One MIT project that was selected for a $5 million grant involves designing a new type of battery that could make electric vehicles more affordable by combining the best characteristics of rechargeable batteries and fuel cells. The research on the so-called “semi-solid flow battery” is being done in collaboration with Rutgers University and A123 Systems Inc., an MIT spin-off company that develops and manufactures lithium-ion batteries and systems.

Another MIT project received $3.2 million to engineer two microbes that can convert carbon dioxide and hydrogen into oil, which could be refined into biodiesel fuel. Harvard University and the University of Delaware are collaborating on the research.

In a separate grant, MIT received $1.7 million to engineer a bacterium that can consume hydrogen and carbon dioxide to produce butanol, which could be used as motor fuel. That research is being done in collaboration with Michigan State University.

MIT also received $1 million to develop a new method known as electrochemically mediated separation (ECMS) that will lower the energy required to capture carbon dioxide and allow for simpler retrofitting to existing coal-fired power plants. Electronics conglomerate Siemens is involved in the research.

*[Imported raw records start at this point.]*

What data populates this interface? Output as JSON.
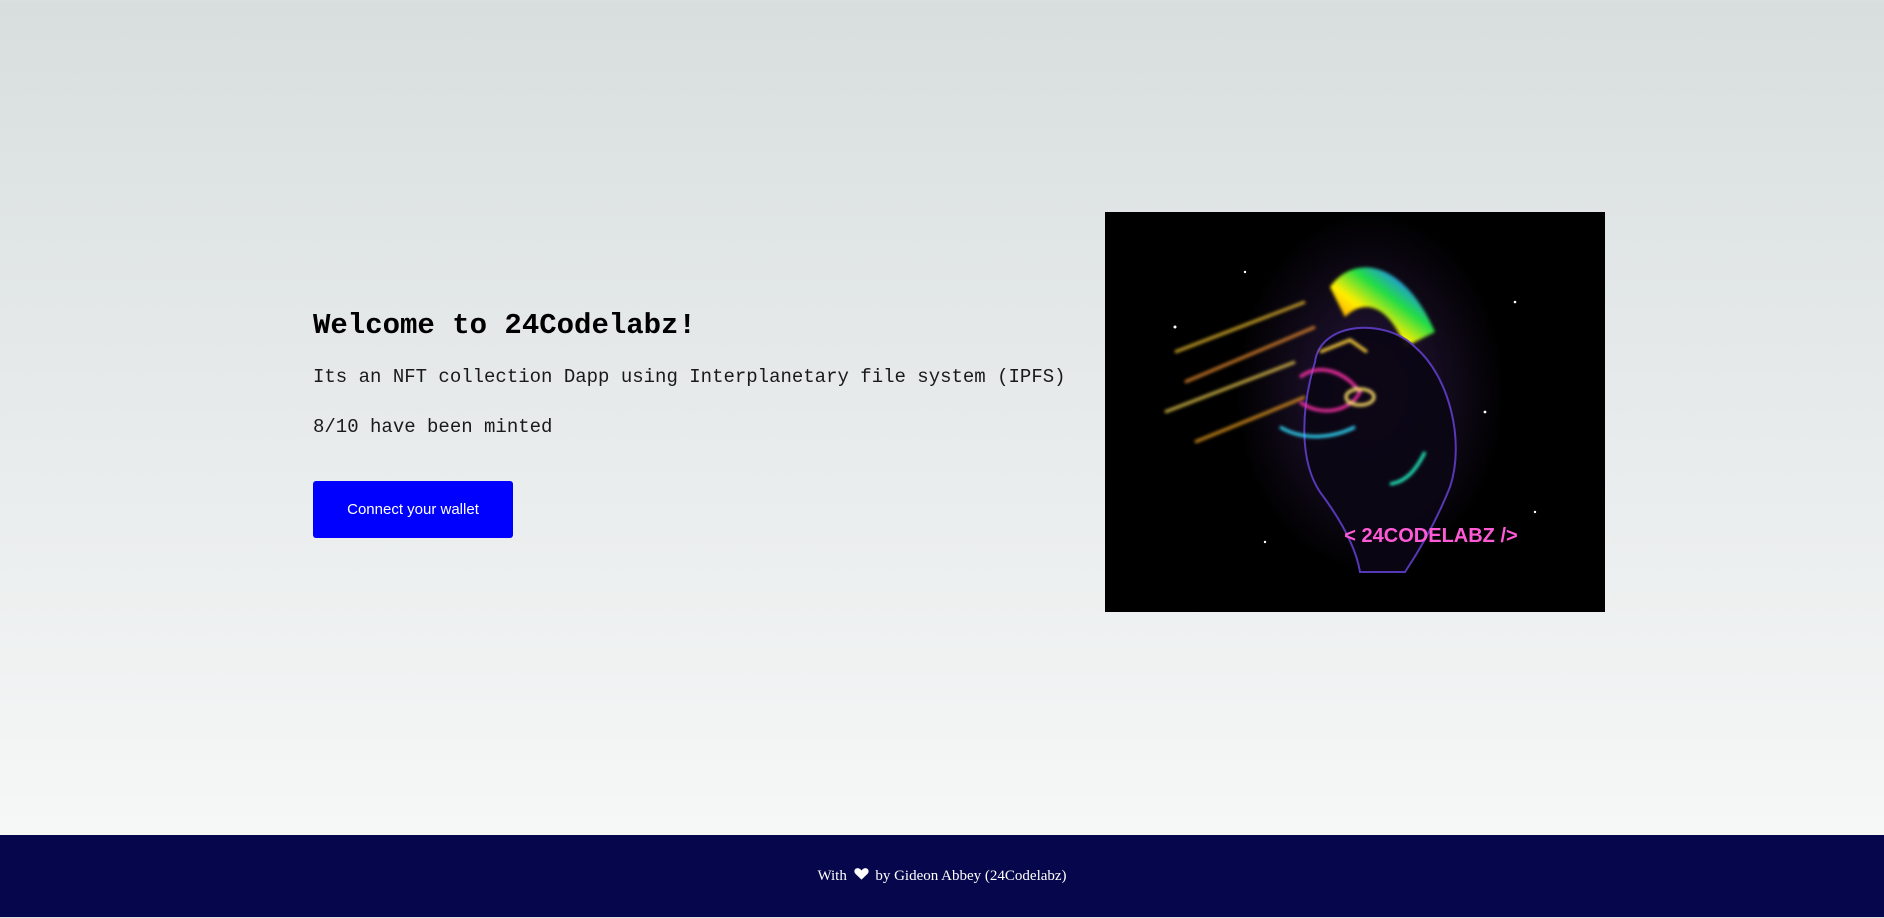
{
  "hero": {
    "title": "Welcome to 24Codelabz!",
    "description": "Its an NFT collection Dapp using Interplanetary file system (IPFS)",
    "minted_status": "8/10 have been minted",
    "connect_button_label": "Connect your wallet"
  },
  "artwork": {
    "label": "< 24CODELABZ />",
    "icon": "nft-artwork-image"
  },
  "footer": {
    "prefix": "With",
    "icon": "heart-icon",
    "suffix": "by Gideon Abbey (24Codelabz)"
  },
  "colors": {
    "accent": "#0000ff",
    "footer_bg": "#06064c",
    "neon_label": "#ff5ad6"
  }
}
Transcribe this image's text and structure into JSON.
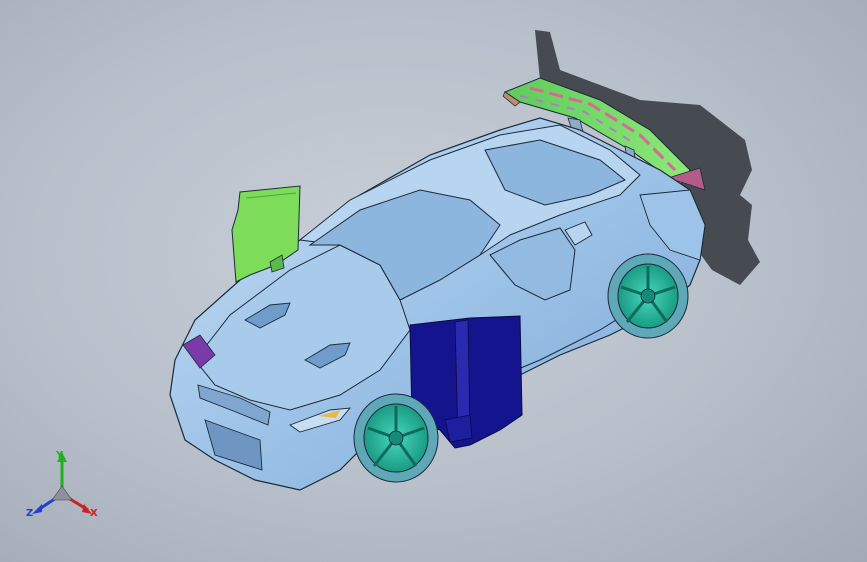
{
  "viewport": {
    "background_top": "#c9cfd8",
    "background_bottom": "#a2aab6"
  },
  "model": {
    "body_color": "#9ec3e8",
    "body_shade": "#7aa6d4",
    "body_highlight": "#c7def3",
    "outline_color": "#1b2a3a",
    "wheel_color": "#2fc4a8",
    "wheel_dark": "#168a77",
    "tire_color": "#5ea8b8",
    "left_door_color": "#7ddc5a",
    "right_door_color": "#14148f",
    "wing_color": "#6bdc6a",
    "wing_stripe_color": "#d46a9a",
    "shadow_color": "#3a3e44"
  },
  "triad": {
    "x_label": "X",
    "y_label": "Y",
    "z_label": "Z",
    "x_color": "#d02020",
    "y_color": "#20b020",
    "z_color": "#2040d0"
  }
}
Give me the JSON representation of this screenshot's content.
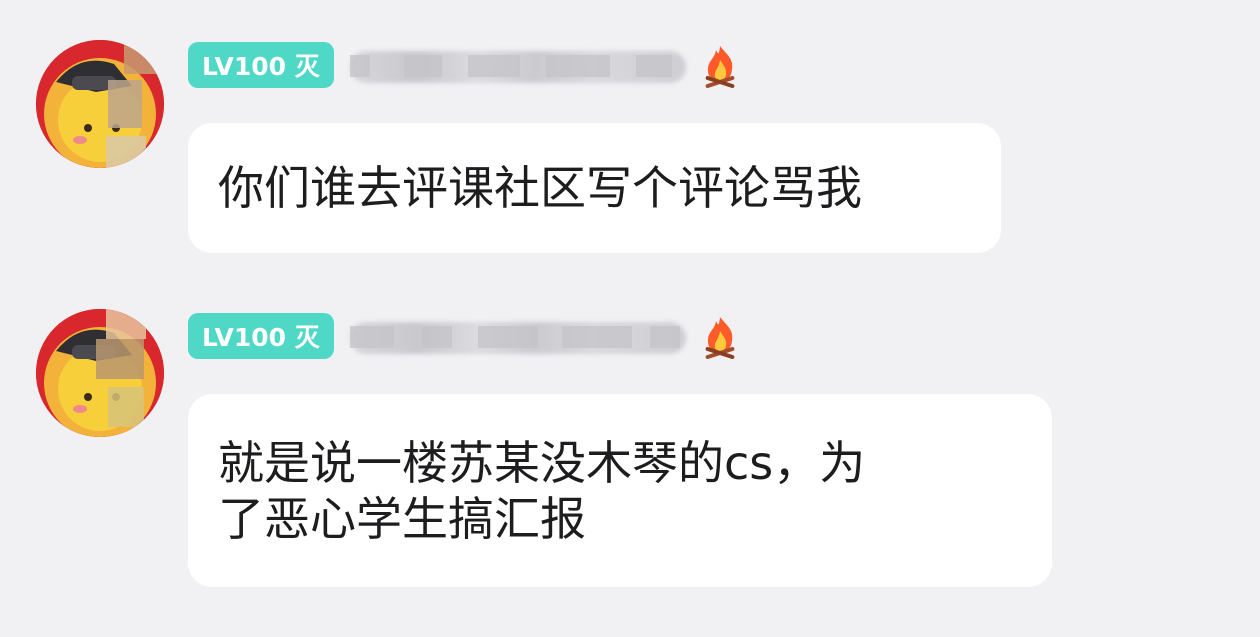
{
  "messages": [
    {
      "level_badge": "LV100 灭",
      "text": "你们谁去评课社区写个评论骂我"
    },
    {
      "level_badge": "LV100 灭",
      "text": "就是说一楼苏某没木琴的cs，为\n了恶心学生搞汇报"
    }
  ],
  "icons": {
    "fire": "fire-icon"
  },
  "colors": {
    "background": "#f1f1f4",
    "badge": "#50d8c6",
    "bubble": "#ffffff",
    "text": "#1d1d1f"
  }
}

An additional research project, in which MIT is a collaborator but not the lead institution, received $3.2 million to develop an inexpensive, rechargeable magnesium-ion battery for electric and hybrid-electric vehicle applications. The research is led by Pellion Technologies Inc., an MIT spin-off company, with collaboration from Bar-Ilan University.

The new awards were made through the American Recovery and Reinvestment Act, a multibillion-dollar investment intended to stimulate economic growth through innovation, science and technology. Of that money, $400 million was designated for ARPA-E and will support three rounds of awards.